Gamma-radiolysis and hydroxyl radical produce interstrand cross-links in DNA involving thymidine.

Interstrand cross-links are minor components of the collection of products formed in DNA by ionizing radiation. Through their formation by other damaging agents, it is known that interstrand cross-links exert significant effects on replication and transcription. The structures of DNA interstrand cross-links produced as a result of gamma-radiolysis are unknown. Using synthetic duplexes we found that interstrand cross-link formation required thymidine and occurred with G values of approximately 10(-4) nmol J(-1). Enzymatic digestion of a tritiated substrate indicated that interstrand cross-links were derived from the reaction of 5-(2'-deoxyuridinyl)methyl radical (1) with the opposing 2'-deoxyadenosine to yield 5, which was identical to the product previously characterized when 1 was independently generated from a synthetic precursor.

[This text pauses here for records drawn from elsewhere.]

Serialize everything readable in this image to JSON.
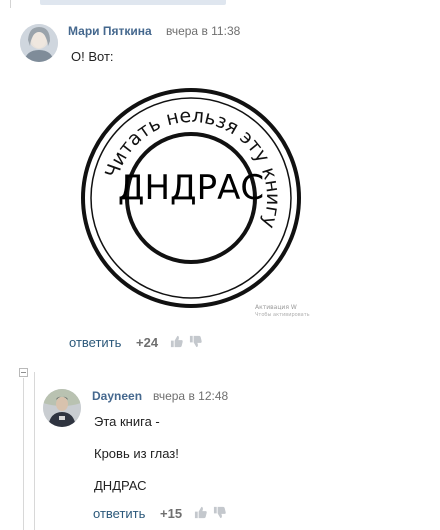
{
  "comment1": {
    "author": "Мари Пяткина",
    "date": "вчера в 11:38",
    "text": "О! Вот:",
    "image": {
      "center_text": "ДНДРАС",
      "ring_text": "Читать нельзя эту книгу",
      "watermark_line1": "Активация W",
      "watermark_line2": "Чтобы активировать"
    },
    "reply_label": "ответить",
    "rating": "+24"
  },
  "comment2": {
    "author": "Dayneen",
    "date": "вчера в 12:48",
    "lines": [
      "Эта книга -",
      "Кровь из глаз!",
      "ДНДРАС"
    ],
    "reply_label": "ответить",
    "rating": "+15"
  },
  "colors": {
    "author": "#45688e",
    "link": "#2b587a",
    "muted": "#6f6f6f"
  },
  "icons": [
    "like-icon",
    "dislike-icon",
    "collapse-thread-icon"
  ]
}
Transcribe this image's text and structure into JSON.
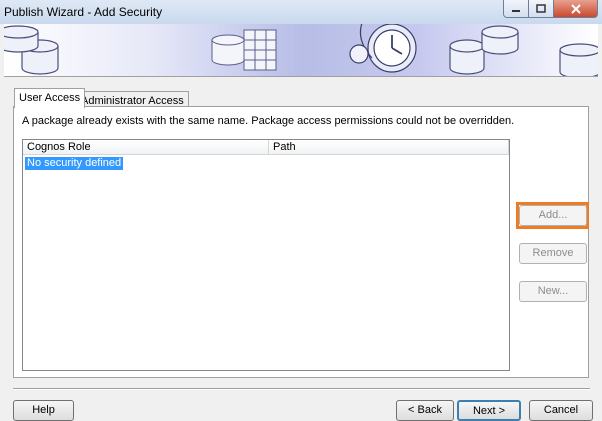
{
  "window": {
    "title": "Publish Wizard - Add Security"
  },
  "tabs": [
    {
      "label": "User Access",
      "active": true
    },
    {
      "label": "Administrator Access",
      "active": false
    }
  ],
  "message": "A package already exists with the same name. Package access permissions could not be overridden.",
  "list": {
    "columns": [
      "Cognos Role",
      "Path"
    ],
    "rows": [
      {
        "role": "No security defined",
        "path": "",
        "selected": true
      }
    ]
  },
  "side_buttons": {
    "add": "Add...",
    "remove": "Remove",
    "new": "New..."
  },
  "footer": {
    "help": "Help",
    "back": "< Back",
    "next": "Next >",
    "cancel": "Cancel"
  },
  "colors": {
    "highlight": "#ef7c22",
    "selection": "#3399ff"
  }
}
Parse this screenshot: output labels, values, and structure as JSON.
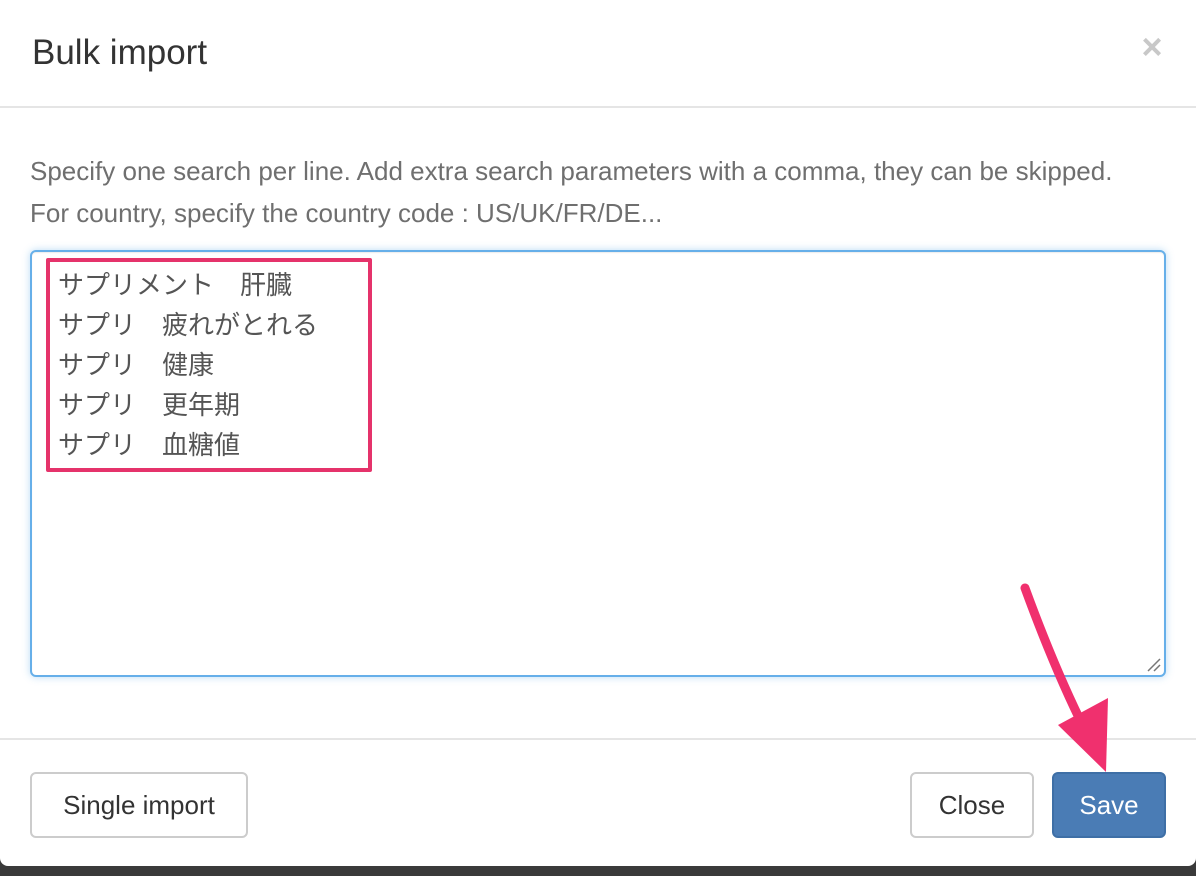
{
  "modal": {
    "title": "Bulk import",
    "close_glyph": "×",
    "help_text": "Specify one search per line. Add extra search parameters with a comma, they can be skipped. For country, specify the country code : US/UK/FR/DE...",
    "searches": [
      "サプリメント　肝臓",
      "サプリ　疲れがとれる",
      "サプリ　健康",
      "サプリ　更年期",
      "サプリ　血糖値"
    ]
  },
  "footer": {
    "single_import_label": "Single import",
    "close_label": "Close",
    "save_label": "Save"
  },
  "annotation": {
    "color": "#e5336b"
  },
  "colors": {
    "primary": "#4a7cb5",
    "focus_border": "#66afe9"
  },
  "icons": {
    "close": "close-icon",
    "resize": "resize-grip-icon",
    "arrow": "pointer-arrow-icon"
  }
}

Conservative estimates indicated that 5 accounted for at least one-fourth of the interstrand cross-links produced in DNA by gamma-radiolysis. Utilization of a probe designed specifically to detect hole migration suggested that approximately 20% of the interstrand cross-links were produced by gamma-radiolysis via this pathway. Experiments using an independent source of hydroxyl radical indicated that cross-links were also produced by this species. Hence, DNA interstrand cross-links arising from 1 should result from a variety of oxidative stress mechanisms.